Concerns are regional, not national
In some regions, EI provisions for seasonal workers can provide a disincentive to seek year-round employment. Seasonal workers in regions with high unemployment have access to periods of benefits larger than the time they spent employed (assuming a 35-hour work week). The way in which benefit amounts are calculated allows workers with fluctuating income to receive benefits that are higher than their average weekly earnings.
While these provisions serve broader policy objectives, such as ensuring that rural or remote regions can retain their working-age population, expanding EI benefits without adjustments might widen the gap. Additionally, some have argued that these benefits promote seasonal work over more stable forms of employment, which could be a problem given the growing availability of non-seasonal jobs. Despite those concerns, EI reforms should be used as an opportunity to ensure the program is offering the right incentives.

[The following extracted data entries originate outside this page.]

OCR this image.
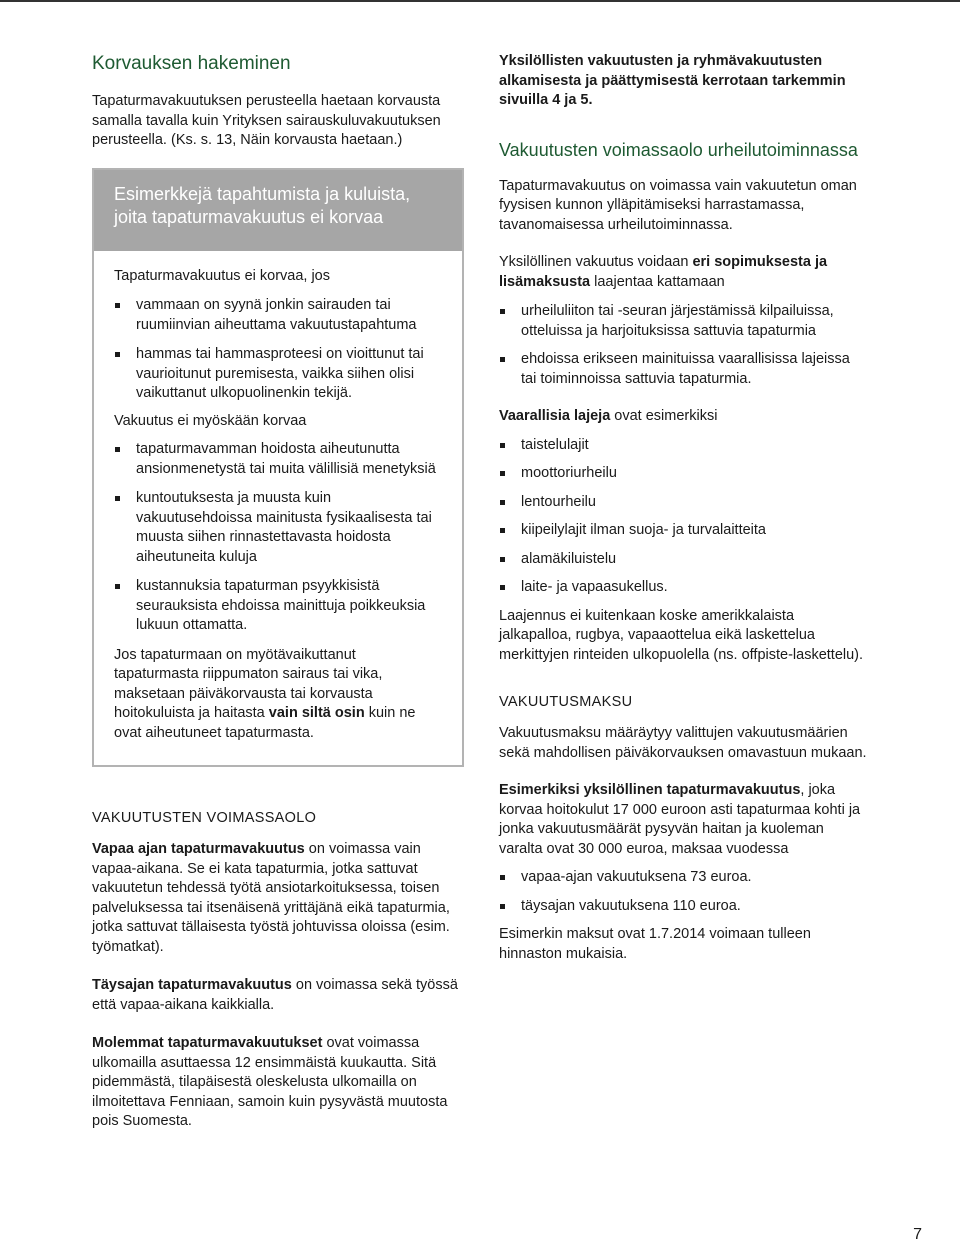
Korvauksen hakeminen

Tapaturmavakuutuksen perusteella haetaan korvausta samalla tavalla kuin Yrityksen sairauskuluvakuutuksen perusteella. (Ks. s. 13, Näin korvausta haetaan.)

Esimerkkejä tapahtumista ja kuluista, joita tapaturmavakuutus ei korvaa

Tapaturmavakuutus ei korvaa, jos

vammaan on syynä jonkin sairauden tai ruumiinvian aiheuttama vakuutustapahtuma
hammas tai hammasproteesi on vioittunut tai vaurioitunut puremisesta, vaikka siihen olisi vaikuttanut ulkopuolinenkin tekijä.

Vakuutus ei myöskään korvaa

tapaturmavamman hoidosta aiheutunutta ansionmenetystä tai muita välillisiä menetyksiä
kuntoutuksesta ja muusta kuin vakuutusehdoissa mainitusta fysikaalisesta tai muusta siihen rinnastettavasta hoidosta aiheutuneita kuluja
kustannuksia tapaturman psyykkisistä seurauksista ehdoissa mainittuja poikkeuksia lukuun ottamatta.

Jos tapaturmaan on myötävaikuttanut tapaturmasta riippumaton sairaus tai vika, maksetaan päiväkorvausta tai korvausta hoitokuluista ja haitasta vain siltä osin kuin ne ovat aiheutuneet tapaturmasta.

VAKUUTUSTEN VOIMASSAOLO

Vapaa ajan tapaturmavakuutus on voimassa vain vapaa-aikana. Se ei kata tapaturmia, jotka sattuvat vakuutetun tehdessä työtä ansiotarkoituksessa, toisen palveluksessa tai itsenäisenä yrittäjänä eikä tapaturmia, jotka sattuvat tällaisesta työstä johtuvissa oloissa (esim. työmatkat).

Täysajan tapaturmavakuutus on voimassa sekä työssä että vapaa-aikana kaikkialla.

Molemmat tapaturmavakuutukset ovat voimassa ulkomailla asuttaessa 12 ensimmäistä kuukautta. Sitä pidemmästä, tilapäisestä oleskelusta ulkomailla on ilmoitettava Fenniaan, samoin kuin pysyvästä muutosta pois Suomesta.

Yksilöllisten vakuutusten ja ryhmävakuutusten alkamisesta ja päättymisestä kerrotaan tarkemmin sivuilla 4 ja 5.

Vakuutusten voimassaolo urheilutoiminnassa

Tapaturmavakuutus on voimassa vain vakuutetun oman fyysisen kunnon ylläpitämiseksi harrastamassa, tavanomaisessa urheilutoiminnassa.

Yksilöllinen vakuutus voidaan eri sopimuksesta ja lisämaksusta laajentaa kattamaan

urheiluliiton tai -seuran järjestämissä kilpailuissa, otteluissa ja harjoituksissa sattuvia tapaturmia
ehdoissa erikseen mainituissa vaarallisissa lajeissa tai toiminnoissa sattuvia tapaturmia.

Vaarallisia lajeja ovat esimerkiksi

taistelulajit
moottoriurheilu
lentourheilu
kiipeilylajit ilman suoja- ja turvalaitteita
alamäkiluistelu
laite- ja vapaasukellus.

Laajennus ei kuitenkaan koske amerikkalaista jalkapalloa, rugbya, vapaaottelua eikä laskettelua merkittyjen rinteiden ulkopuolella (ns. offpiste-laskettelu).

VAKUUTUSMAKSU

Vakuutusmaksu määräytyy valittujen vakuutusmäärien sekä mahdollisen päiväkorvauksen omavastuun mukaan.

Esimerkiksi yksilöllinen tapaturmavakuutus, joka korvaa hoitokulut 17 000 euroon asti tapaturmaa kohti ja jonka vakuutusmäärät pysyvän haitan ja kuoleman varalta ovat 30 000 euroa, maksaa vuodessa

vapaa-ajan vakuutuksena 73 euroa.
täysajan vakuutuksena 110 euroa.

Esimerkin maksut ovat 1.7.2014 voimaan tulleen hinnaston mukaisia.

7
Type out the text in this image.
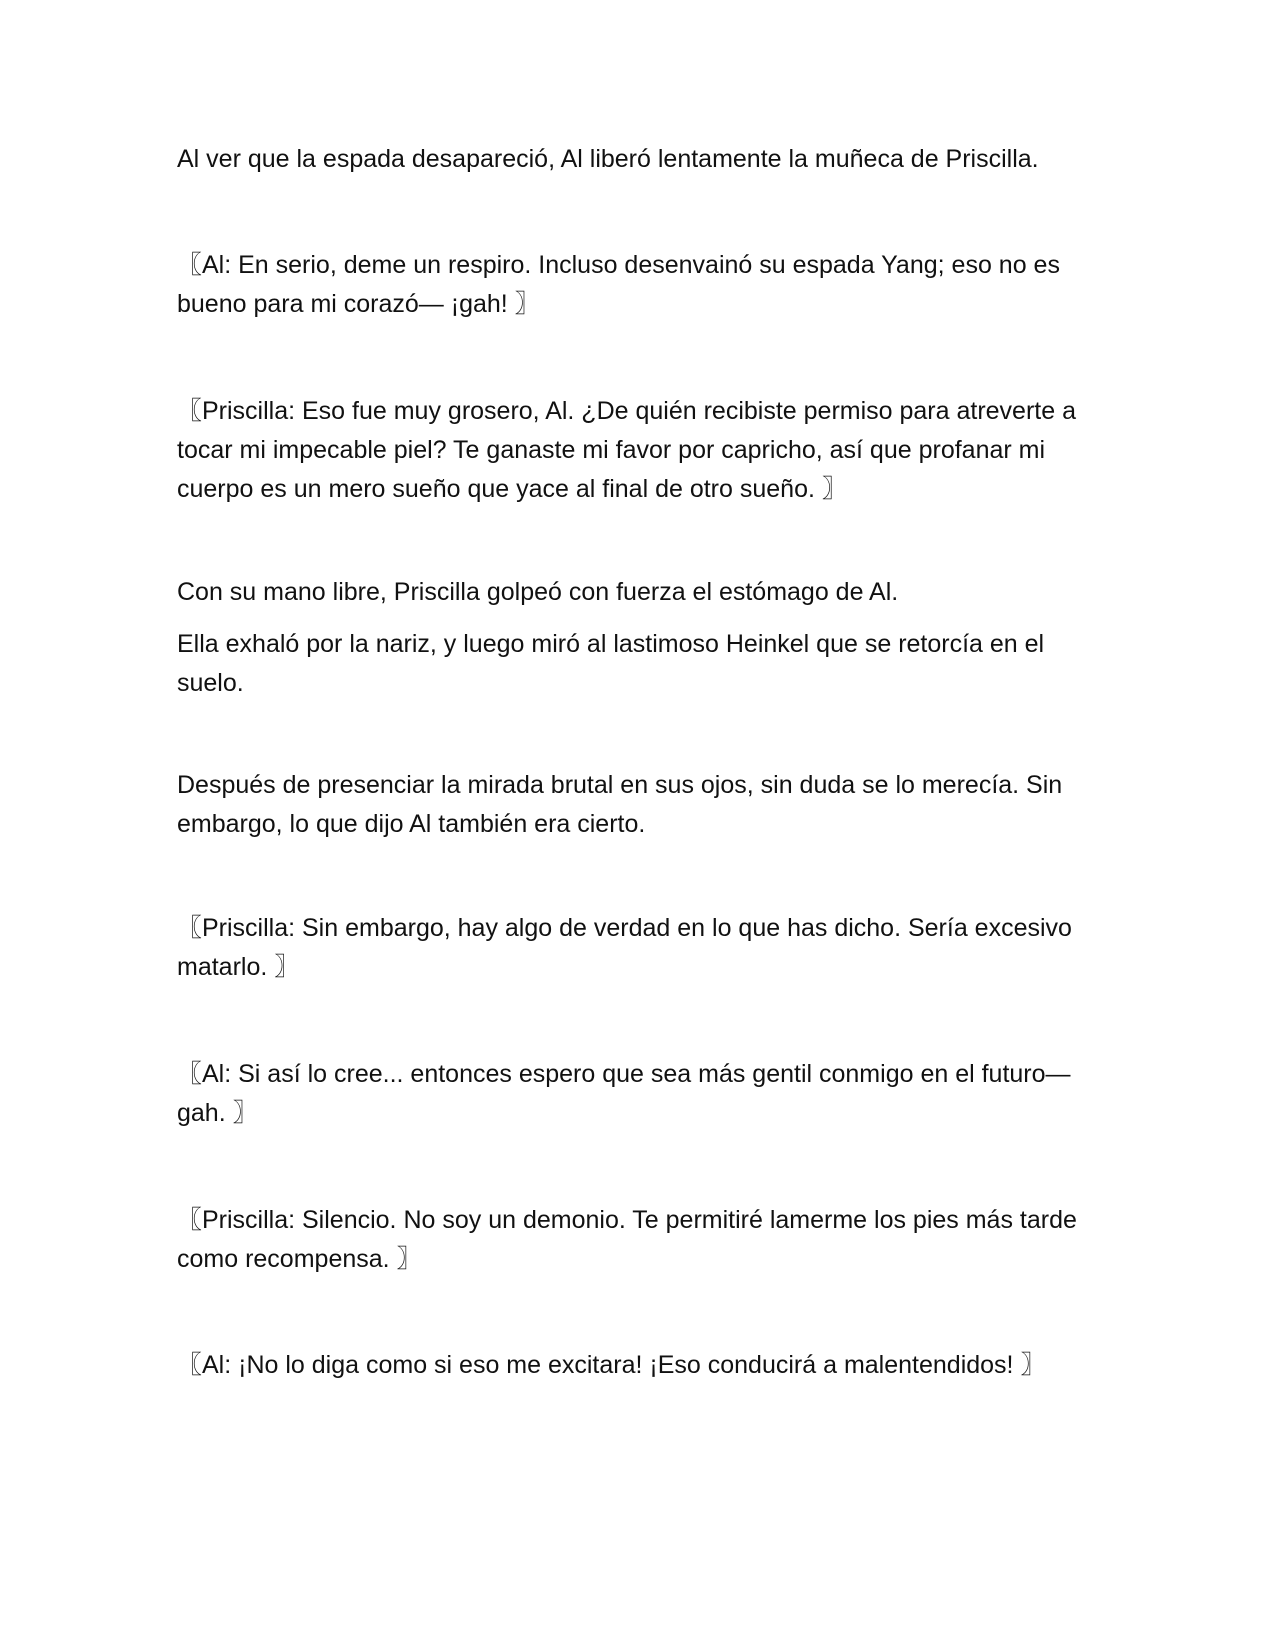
Al ver que la espada desapareció, Al liberó lentamente la muñeca de Priscilla.

〖Al: En serio, deme un respiro. Incluso desenvainó su espada Yang; eso no es bueno para mi corazó— ¡gah! 〗

〖Priscilla: Eso fue muy grosero, Al. ¿De quién recibiste permiso para atreverte a tocar mi impecable piel? Te ganaste mi favor por capricho, así que profanar mi cuerpo es un mero sueño que yace al final de otro sueño. 〗

Con su mano libre, Priscilla golpeó con fuerza el estómago de Al.

Ella exhaló por la nariz, y luego miró al lastimoso Heinkel que se retorcía en el suelo.

Después de presenciar la mirada brutal en sus ojos, sin duda se lo merecía. Sin embargo, lo que dijo Al también era cierto.

〖Priscilla: Sin embargo, hay algo de verdad en lo que has dicho. Sería excesivo matarlo. 〗

〖Al: Si así lo cree... entonces espero que sea más gentil conmigo en el futuro—gah. 〗

〖Priscilla: Silencio. No soy un demonio. Te permitiré lamerme los pies más tarde como recompensa. 〗

〖Al: ¡No lo diga como si eso me excitara! ¡Eso conducirá a malentendidos! 〗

That is why our commentary also includes strategies intended to reduce overall reliance on EI in the long term. Beyond the sudden increase in job vacancies, Canada’s labour force will face additional challenges in the coming decades, such as automation, the shift to remote work and the transition to a low-carbon economy.
These challenges call for a nimbler and more adaptable workforce. Giving access to EI to low-skilled, low-wage workers who quit their jobs to enrol in full-time training or education programs might worsen labour tightness in the short-term, but it would allow some of the most precarious workers to proactively upskill or reskill in response to the changing labour market. This will better position Canada to successfully face challenges in the coming decades.
In short, concerns about disincentives to work should not stop EI reform that better supports workers and Canada’s economy.